Veniamo adesso all’ “acqua” di questa “borraccia”. Il Salmista dice che, preso dall’angoscia, invocò il Signore e Questi dal suo santo tempio rispose.

5

Cari pellegrini, Dio non può che essere vicino alla nostra vita. Talmente vicino che vuole essere invocato. E guai se facciamo scorrere inutilmente la sofferenza, la prova, il disagio, tenendolo in disparte.

6

Invocare Dio significa “chiamarlo dentro”, pretendere (e Lui esige questa pretesa) che venga nelle nostre faccende e le ordini secondo la sua Volontà.

7

Se facciamo questo, Dio risponde e risponde come Dio, con potenza, risolvendo tutto. Da qui l’espressione del Salmista: “dal suo santo tempio ascoltò la mia voce.” Quel “dal suo santo tempio” sta a significare che Dio interviene come Dio, come Onnipotente, cioè come Colui che può tutto.

8

Il problema qual è?

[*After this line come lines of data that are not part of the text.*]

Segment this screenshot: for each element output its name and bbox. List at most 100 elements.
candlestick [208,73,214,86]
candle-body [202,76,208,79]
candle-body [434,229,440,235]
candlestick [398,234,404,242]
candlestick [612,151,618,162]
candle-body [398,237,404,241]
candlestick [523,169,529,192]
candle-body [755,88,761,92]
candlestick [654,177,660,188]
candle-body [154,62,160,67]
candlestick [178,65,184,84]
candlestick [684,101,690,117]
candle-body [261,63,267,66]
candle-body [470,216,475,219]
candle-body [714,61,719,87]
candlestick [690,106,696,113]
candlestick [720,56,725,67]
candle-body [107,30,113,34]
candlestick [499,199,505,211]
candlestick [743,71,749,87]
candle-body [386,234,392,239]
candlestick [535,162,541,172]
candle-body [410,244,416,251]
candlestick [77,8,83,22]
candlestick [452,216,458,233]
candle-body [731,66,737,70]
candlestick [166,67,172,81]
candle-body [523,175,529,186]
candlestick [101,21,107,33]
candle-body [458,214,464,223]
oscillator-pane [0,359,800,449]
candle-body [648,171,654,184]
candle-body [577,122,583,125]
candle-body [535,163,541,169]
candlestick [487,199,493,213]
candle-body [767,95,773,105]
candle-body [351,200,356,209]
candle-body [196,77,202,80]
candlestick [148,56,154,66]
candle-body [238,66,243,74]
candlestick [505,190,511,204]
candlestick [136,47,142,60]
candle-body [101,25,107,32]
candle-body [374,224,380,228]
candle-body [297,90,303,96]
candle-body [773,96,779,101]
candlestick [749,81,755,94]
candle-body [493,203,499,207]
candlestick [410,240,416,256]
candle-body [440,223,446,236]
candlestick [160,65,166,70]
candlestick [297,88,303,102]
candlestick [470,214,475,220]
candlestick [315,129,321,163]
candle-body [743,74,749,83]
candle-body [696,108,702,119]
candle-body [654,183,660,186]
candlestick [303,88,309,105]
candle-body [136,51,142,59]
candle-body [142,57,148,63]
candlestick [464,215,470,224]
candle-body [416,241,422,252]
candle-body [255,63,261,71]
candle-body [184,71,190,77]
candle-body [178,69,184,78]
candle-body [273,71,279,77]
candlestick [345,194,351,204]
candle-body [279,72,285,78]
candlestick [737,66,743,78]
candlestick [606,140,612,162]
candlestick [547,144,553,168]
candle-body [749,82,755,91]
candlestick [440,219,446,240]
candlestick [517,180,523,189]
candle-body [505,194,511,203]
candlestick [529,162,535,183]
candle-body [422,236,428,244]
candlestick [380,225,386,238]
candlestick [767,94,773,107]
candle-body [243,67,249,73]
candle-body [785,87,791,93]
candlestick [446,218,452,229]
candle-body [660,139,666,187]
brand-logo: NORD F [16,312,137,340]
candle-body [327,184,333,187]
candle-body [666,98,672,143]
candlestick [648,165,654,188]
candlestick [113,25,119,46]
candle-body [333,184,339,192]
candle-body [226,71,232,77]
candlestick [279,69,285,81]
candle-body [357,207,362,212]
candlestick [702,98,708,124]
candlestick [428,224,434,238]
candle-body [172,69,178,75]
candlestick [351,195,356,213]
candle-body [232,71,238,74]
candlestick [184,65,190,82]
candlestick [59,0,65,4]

E’ che noi, cari pellegrini, ci facciamo prendere dall’ansia e pretendiamo che Dio risolva non secondo il suo, bensì secondo il nostro progetto. Non riflettiamo sul fatto che ci sono alcune prove che è bene che rimangano nella nostra vita perché ci fanno crescere spiritualmente. Dio questo lo sa e interviene come vuole intervenire: non ci toglie la prova, ma ci dà la forza per viverla secondo il suo volere.

9

Come quando si “gioca” a fare l’eco: le parole che ritornano sono quelle che si sono pronunciate, ma il tono è più distaccato, più calmo, più sereno. Così fa Dio: dinanzi alla nostra invocazione, capisce ciò che desideriamo, ma trasforma il nostro desiderio secondo il Suo non secondo il nostro. Ci risponde con calma come l’eco che ritorna tra le montagne, perché Egli sa ciò di cui abbiamo veramente bisogno, meglio di quanto lo possiamo sapere noi.

AL SIGNORE GESU’

Signore, ti chiedo la grazia di non soccombere nelle ambasce dell’angoscia, ma di trovare sempre la forza di invocarti, di riconoscere la tua risposta e di accettare sempre la tua Volontà.

ALLA MADRE CELESTE E DELLO SPLENDORE

Madre, io ho deciso di stare sempre a fianco a Te.
Fa che quando la prova si fa più dura, ancora più mi stringa a Te.
Rischiara la mia voce perché possa sempre invocare il tuo Divin Figlio.
Madre, accompagnami nel cammino di questo giorno.